News Release

UCSF researchers unravel mystery of TB infection; findings significant for future development of vaccine

Peer-Reviewed Publication

University of California - San Francisco

The ability of the tuberculosis microbe to outsmart a healthy immune system and cause disease has long puzzled medical scientists, but now researchers at the University of California, San Francisco have discovered one of the organism's most skillful means of protecting itself.

Study findings, reported in the new issue (October 1) of the Journal of Immunology, are especially significant for future development of new types of TB vaccines and possibly for more effective drugs.

The microbe, known as Mycobacterium tuberculosis, combines good survival technique with the right timing, said senior investigator Joel Ernst, MD, a UCSF professor of medicine, who specializes in infectious disease and also treats patients at San Francisco General Hospital Medical Center.

From their previous studies, the researchers knew that the organism lodges in the macrophage cells of the immune system, where infectious areas are sealed off in a kind of fibrous shell. The mission of the macrophages is to kill off foreign invaders, and they do so by taking their cues from an intricate chain of biochemical signals from other components of the immune system.

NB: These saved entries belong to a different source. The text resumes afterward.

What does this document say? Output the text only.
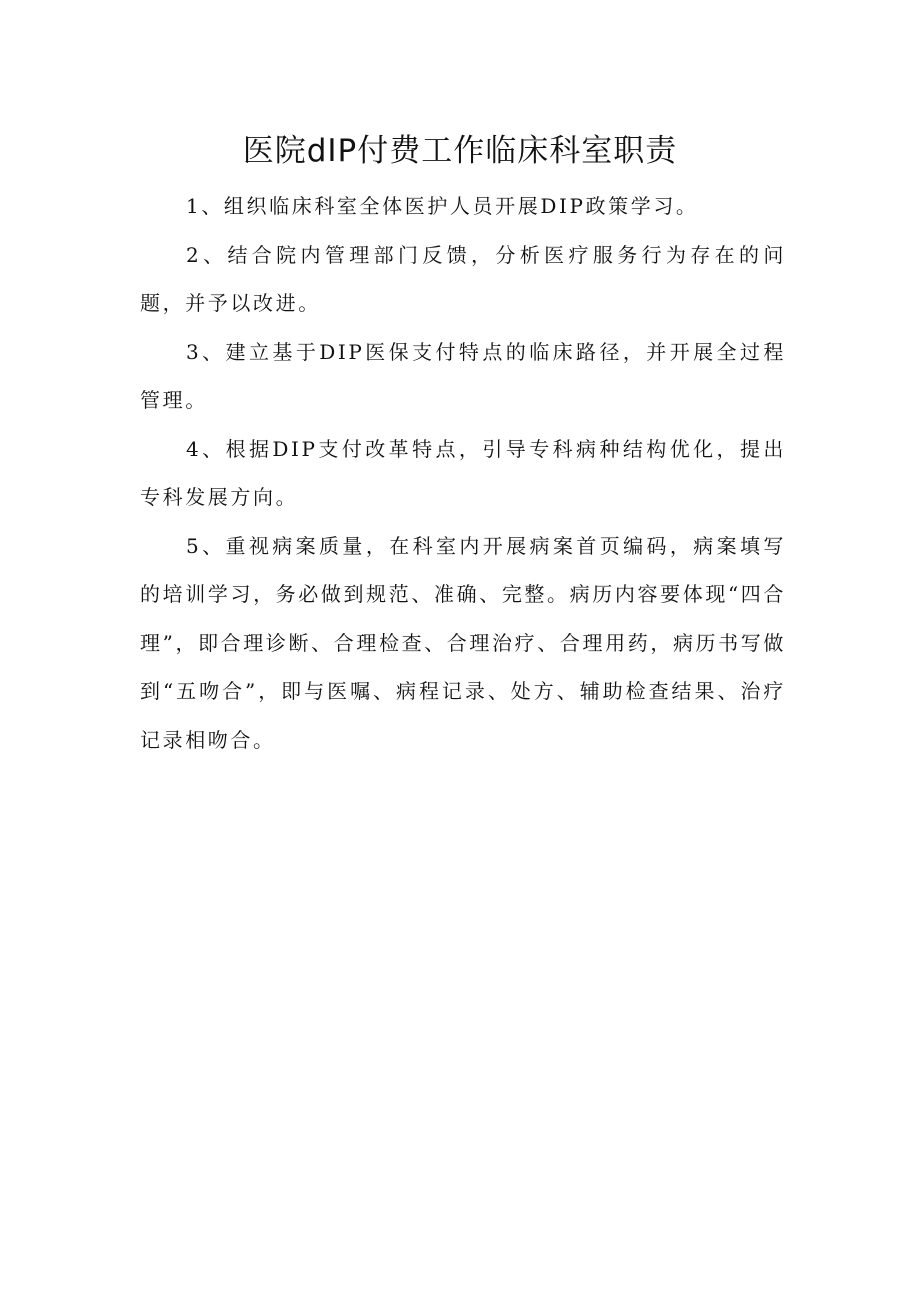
医院dIP付费工作临床科室职责

1、组织临床科室全体医护人员开展DIP政策学习。

2、结合院内管理部门反馈，分析医疗服务行为存在的问题，并予以改进。

3、建立基于DIP医保支付特点的临床路径，并开展全过程管理。

4、根据DIP支付改革特点，引导专科病种结构优化，提出专科发展方向。

5、重视病案质量，在科室内开展病案首页编码，病案填写的培训学习，务必做到规范、准确、完整。病历内容要体现“四合理”，即合理诊断、合理检查、合理治疗、合理用药，病历书写做到“五吻合”，即与医嘱、病程记录、处方、辅助检查结果、治疗记录相吻合。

Working in the laboratory with human cells, the UCSF team analyzed this process of interactions at the cellular and molecular level. The researchers found that M. tuberculosis demonstrates its timing expertise by showing restraint, stepping in to disrupt the process only in the final phase. The microbe interrupts the activity of a protein called STAT1, which in turn blocks the ability of macrophages to respond to a crucial molecule of the immune system termed interferon gamma. Without the effective action of interferon gamma, the macrophages become inert and cannot kill M. tuberculosis.

The result is that M. tuberculosis survives despite development of a cellular immune response, Ernst explained.

"The study findings explain how the immune system of an otherwise healthy person is unable to destroy the bacteria that cause tuberculosis. Now that we know this, the development of vaccines and the immunotherapy of tuberculosis can be approached more rationally," he said.

The UCSF study is a prime example of how basic science research is applied to the study of disease, Ernst added. Studies done elsewhere determined the cellular and signaling pathways initiated by interferon gamma, providing the UCSF team with the tools to carry research one step further. "With this information, we traced the pathway every step of the way, identifying the impact of M. tuberculosis," he said.

UCSF pulmonary specialist Philip Hopewell, MD, who also is associate dean of the UCSF School of Medicine at SFGHMC, has been active in TB research and control for 25 years. Reviewing the study results he said, "The only way that the global tuberculosis epidemic will be controlled is through the use of an effective vaccine. These findings bring us closer to understanding the immune response to infection with the tubercle bacillus and, thus, provide important information upon which vaccine development will depend."

In a person, the TB microbe causes a chronic bacterial infection that usually affects the lungs but also attacks other organs. It is spread through the air when a person with active TB disease of the lungs or larynx coughs, sneezes, or shouts. It is most prevalent in densely populated areas and the inner-city where people often live in close quarters.

Worldwide, an estimated 1.5 billion persons are infected with TB and about 3 million die each year from the disease, so implications for controlling infection are enormous, Ernst emphasized. Areas with the highest rates of TB infection include Sub-Saharan Africa, India, China, and the Philippines. An estimated 15 million Americans are infected, although only about 10 percent of those infected ever develop the disease. An estimated 10-12 percent of the San Francisco population is infected.

Factors contributing to TB infection rates in the U.S. include the HIV/AIDS epidemic, because persons with HIV are particularly vulnerable to infection; increased numbers of immigrants from countries with a high incidence of TB and crowded housing; and an increased population of homeless and injection drug users.

Study co-investigators were Li-Min Ting, PhD, post-doctoral scholar; Anne C. Kim, UCSF second-year medical student; and Ashok Cattamanchi, now a medical student in Chicago, all of the UCSF Rosalind Russell Arthritis Research Laboratory and the Loewenstein Laboratory for Mycobacterial Research at SFGHMC. The research was supported by grants from the National Institutes of Health, the University of California AIDS Research Program, and Berlex Biosciences, Richmond, Calif.